Wenn nicht, lohnt sich ein Blick auf die Kontoauszüge des letzten Jahres. Ins Gewicht fallen insbesondere die folgenden Ausgaben-Kategorien:
- Miete und Nebenkosten oder Zinsen, Tilgung und Instandhaltung von Wohneigentum,
- Strom, Gas, Wasser,
- Sozialversicherungs-Beiträge und andere Versicherungen,
- Sparrate für Rücklagen (z. B. für Reparaturen, Neuanschaffungen, Vermögensbildung, private Altersvorsorge),
- Lebensmittel und Haushaltsbedarf,
- Aufwendungen für Kinder,
- private Mobilitätskosten (Auto, ÖPNV etc.),
- Kleidung, Mobiliar, Unterhaltungselektronik und andere Hardware,
- Ausgaben für Kommunikation,
- Urlaubs- und Freizeit-Aufwendungen,
- Vereins- und andere Mitgliedsbeiträge etc.
Bitte beachten Sie: Falls das Corona-Jahr 2020 in Ihrem Fall nicht repräsentativ war, können Sie auch die Aufwendungen des Jahres 2019 zugrunde legen. |
Alternative: Haushaltsbuch
Aufwendiger und langfristiger, dafür aber genauer und aufschlussreicher ist das Führen eines „Haushaltsbuches“ – am besten über ein ganzes Jahr.
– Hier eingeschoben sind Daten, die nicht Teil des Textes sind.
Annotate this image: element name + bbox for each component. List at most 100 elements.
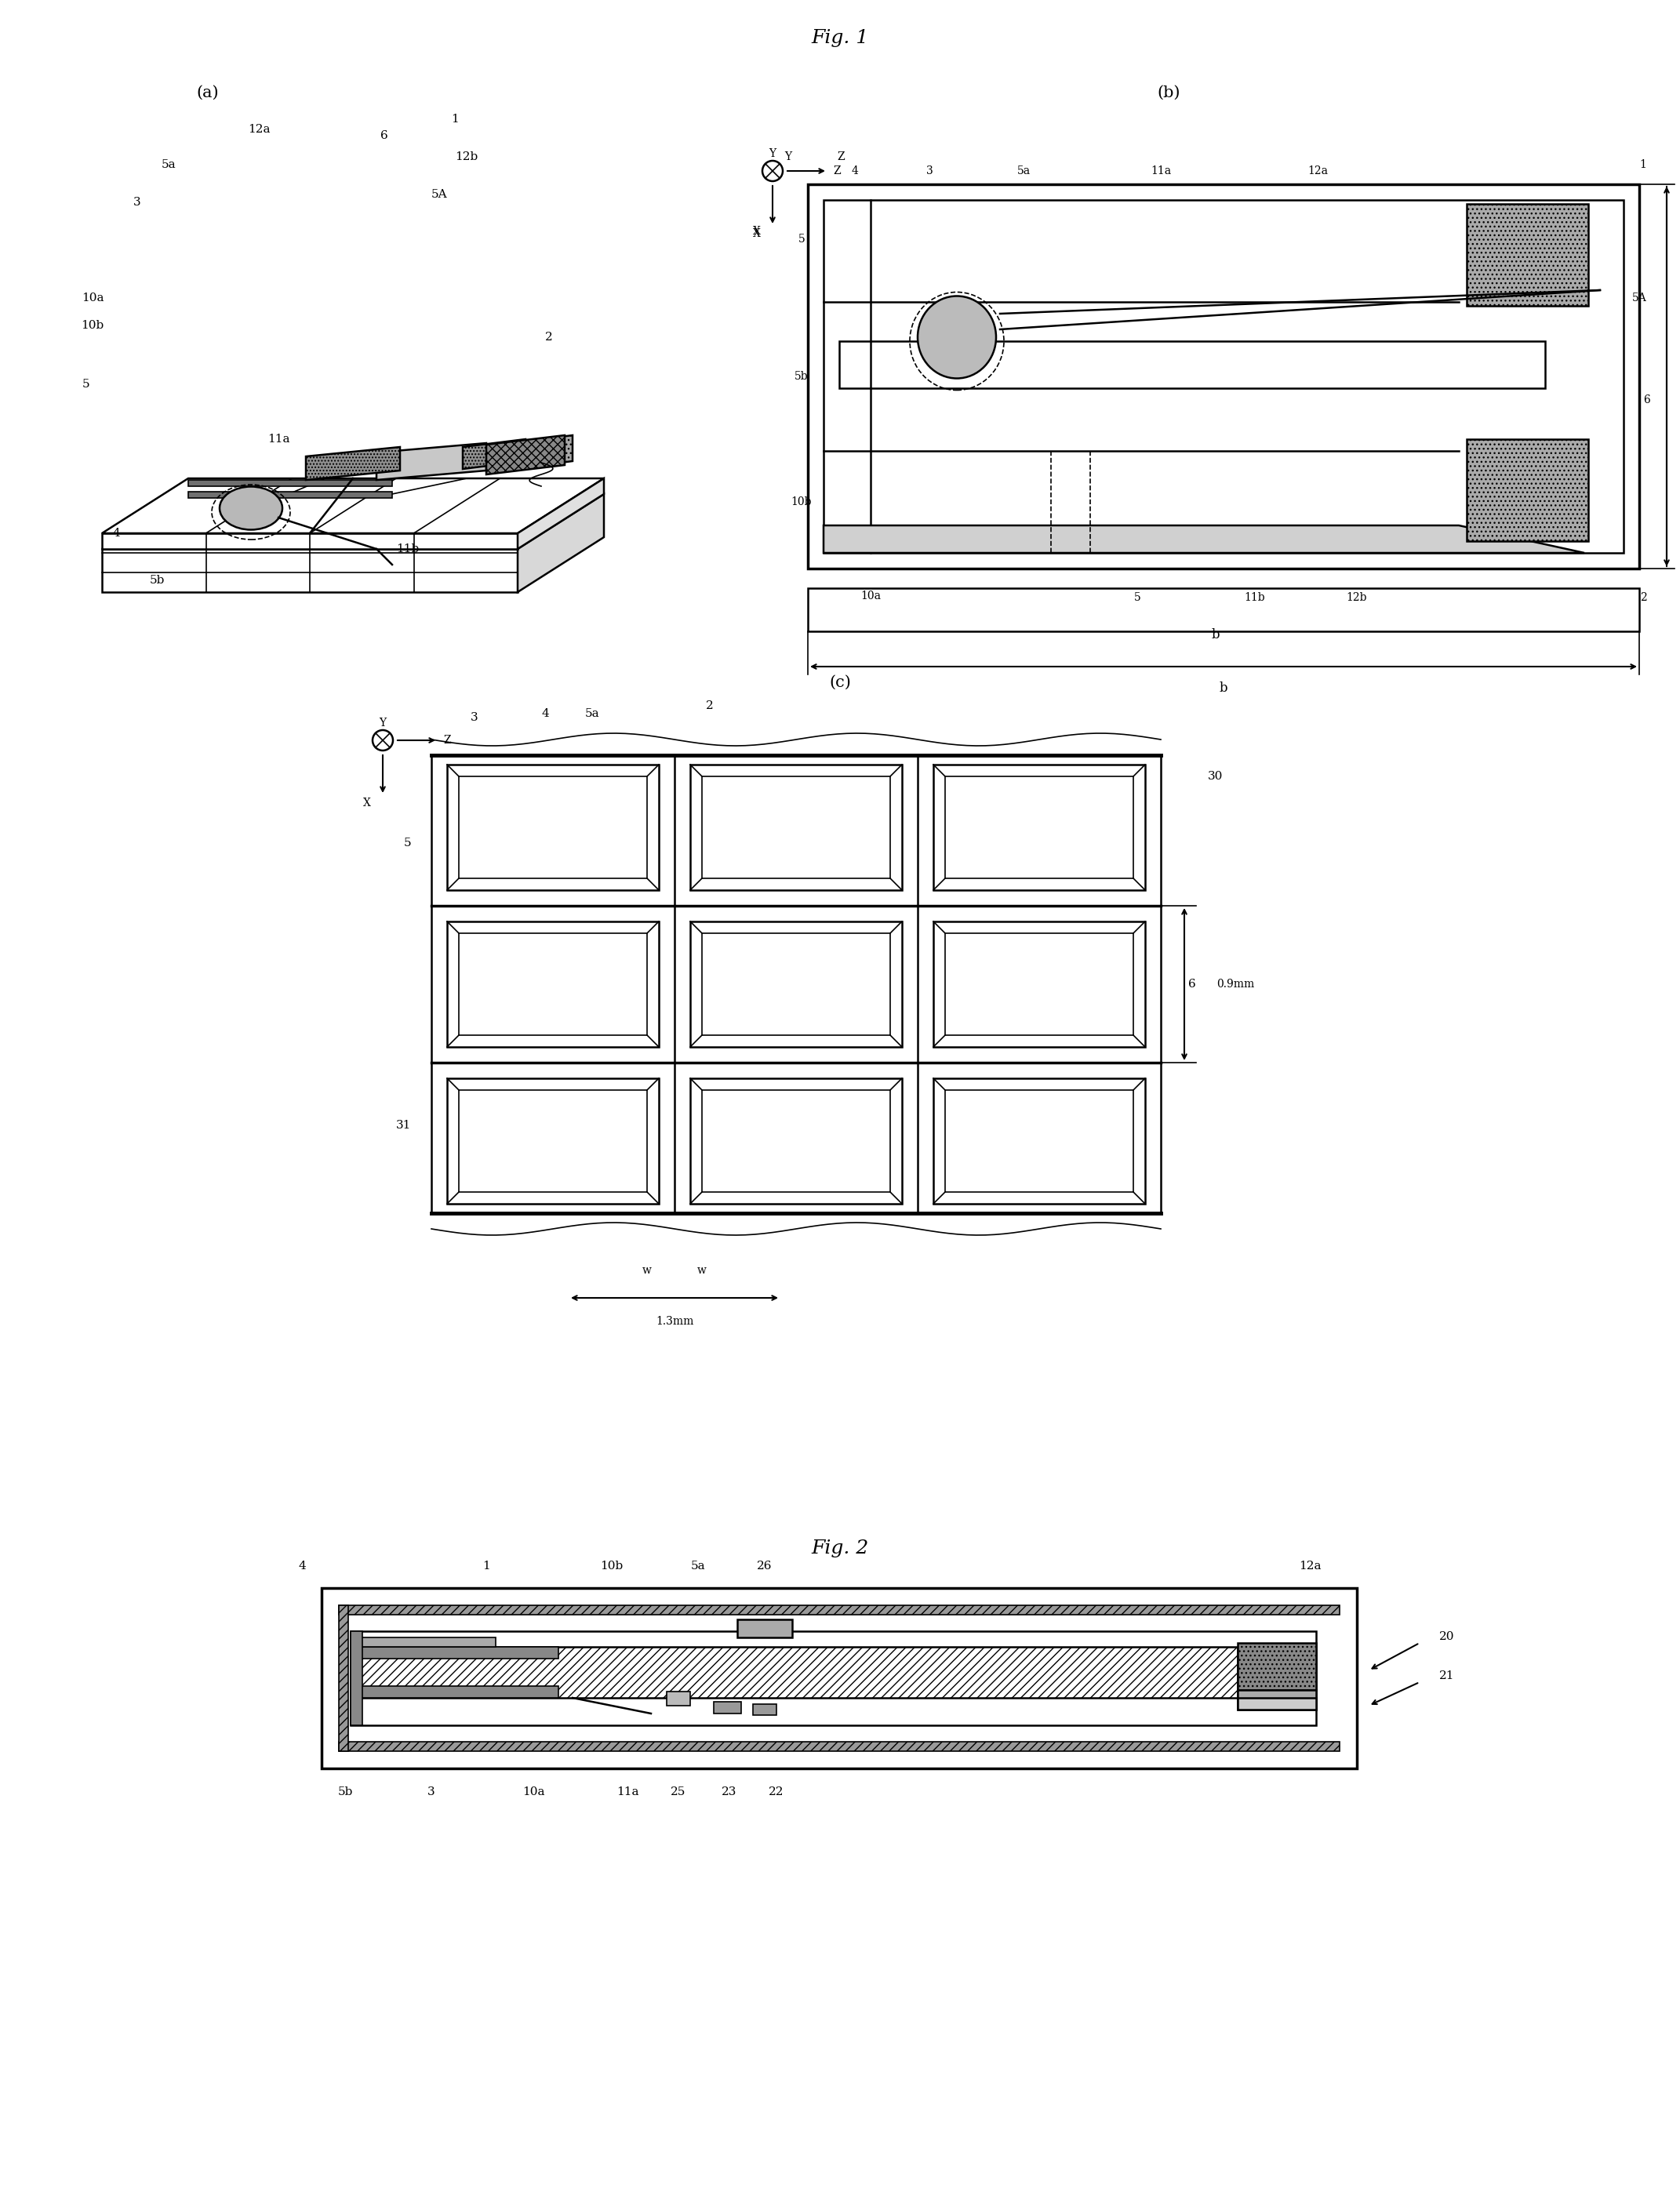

Denn viele Ausgabenarten fallen nur einmal im Jahr an. Darunter manch große Brocken wie Versicherungsprämien oder Rechnungen von Versorgungsunternehmen.
Wichtig: Ein modernes Haushaltsbuch muss nicht auf Papier von Hand geführt werden. Auch Excel, Calc & Co. sind out. In Zeiten allgegenwärtiger Smartphones helfen Apps wie ...
- „Money Manager“,
- „Monefy“,
- „Finanzblick“ oder auch
- „Finanzguru“
... für Durchblick bei den privaten Ausgaben. Einige dieser Apps ermöglichen das Anbinden von Giro-, Kreditkarten- oder auch Paypal-Konten. Auf diese Weise lassen sich bargeldlose Zahlungen ganz bequem ohne manuellen Erfassungsaufwand einlesen.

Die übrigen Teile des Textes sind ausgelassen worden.